Afin que vous puissiez avoir la capacité de pouvoir écouter et comprendre ce que l’autre a à vous dire et de respecter ses opinions, voici quelques astuces :

Acceptez que ça arrive et restez calmes pour pouvoir comprendre.

Ne pas le prendre de façon personnelle, votre interlocuteur parle de ses propres convictions ou de ses besoins, pas de vous.

  La personne a le droit à ses convictions, restez calme pour pouvoir prendre du recul.

  Dissocier la personne de sa façon de s’exprimer à un instant T, ça ne l’excuse pas, mais ça peut l’expliquer.

Son ton, ses mots sont péremptoires, brutaux, agressifs ? Cela signifie que votre interlocuteur manque de confiance en lui.
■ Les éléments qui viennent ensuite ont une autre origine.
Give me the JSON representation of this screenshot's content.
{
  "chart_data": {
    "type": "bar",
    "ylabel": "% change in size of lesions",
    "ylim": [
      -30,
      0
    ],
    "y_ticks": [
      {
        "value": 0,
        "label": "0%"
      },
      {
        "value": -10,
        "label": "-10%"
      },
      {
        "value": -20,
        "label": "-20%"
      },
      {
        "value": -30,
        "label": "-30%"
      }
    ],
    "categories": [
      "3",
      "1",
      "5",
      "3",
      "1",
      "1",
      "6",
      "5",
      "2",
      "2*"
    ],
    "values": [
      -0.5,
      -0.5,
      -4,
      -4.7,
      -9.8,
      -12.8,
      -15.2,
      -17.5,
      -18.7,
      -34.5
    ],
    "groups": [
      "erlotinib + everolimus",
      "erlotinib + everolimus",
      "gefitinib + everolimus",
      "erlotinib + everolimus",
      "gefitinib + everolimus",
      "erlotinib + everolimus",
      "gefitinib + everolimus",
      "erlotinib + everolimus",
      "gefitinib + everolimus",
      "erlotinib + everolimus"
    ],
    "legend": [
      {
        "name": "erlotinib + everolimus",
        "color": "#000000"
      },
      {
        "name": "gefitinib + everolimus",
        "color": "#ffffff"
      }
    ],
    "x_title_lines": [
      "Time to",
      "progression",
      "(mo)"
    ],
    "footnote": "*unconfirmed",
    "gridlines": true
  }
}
  Concentrez-vous sur les faits, ignorez complètement les commentaires désobligeants

Ne pas chercher à toujours à avoir raison

  Jouer la grâce et la dignité. Les jeux de l’ego n’aident pas la relation et n’alimentent pas l’estime de soi. Vous en sortirez plus rayonnant et élégant.

Et rappelez-vous que la colère alimente la colère et que le calme la désarme. Restons calmes pour apaiser la discussion.
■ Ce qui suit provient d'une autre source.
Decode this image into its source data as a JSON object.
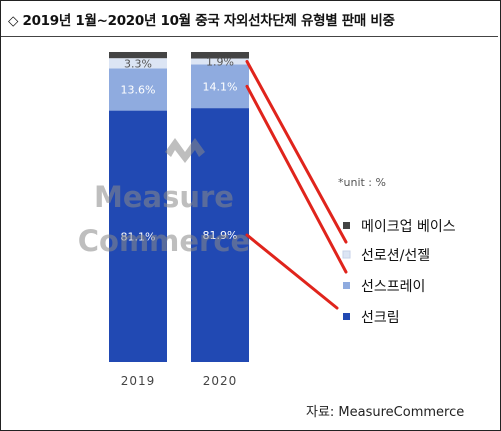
{
  "title": "◇ 2019년 1월~2020년 10월 중국 자외선차단제 유형별 판매 비중",
  "unit_note": "*unit : %",
  "source": "자료: MeasureCommerce",
  "watermark": {
    "line1": "Measure",
    "line2": "Commerce"
  },
  "colors": {
    "makeup_base": "#444444",
    "lotion_gel": "#dce5f4",
    "spray": "#8fabdf",
    "cream": "#2149b3",
    "arrow": "#e0241c"
  },
  "chart_data": {
    "type": "bar",
    "stacked": true,
    "categories": [
      "2019",
      "2020"
    ],
    "series": [
      {
        "name": "선크림",
        "values": [
          81.1,
          81.9
        ],
        "labels": [
          "81.1%",
          "81.9%"
        ]
      },
      {
        "name": "선스프레이",
        "values": [
          13.6,
          14.1
        ],
        "labels": [
          "13.6%",
          "14.1%"
        ]
      },
      {
        "name": "선로션/선젤",
        "values": [
          3.3,
          1.9
        ],
        "labels": [
          "3.3%",
          "1.9%"
        ]
      },
      {
        "name": "메이크업 베이스",
        "values": [
          2.0,
          2.1
        ],
        "labels": [
          "",
          ""
        ]
      }
    ],
    "legend": {
      "placement": "right",
      "order": [
        "메이크업 베이스",
        "선로션/선젤",
        "선스프레이",
        "선크림"
      ]
    },
    "ylim": [
      0,
      100
    ],
    "grid": false
  }
}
Vous parviendrez à vous faire entendre et comprendre, à prendre la place qui vous revient, à exprimer vos opinions, vos envies, vos besoins, bref à parler de vous avec aisance. De façon générale, l’affirmation de soi permet des relations beaucoup plus saines, car elle favorise la confiance et la compréhension mutuelle.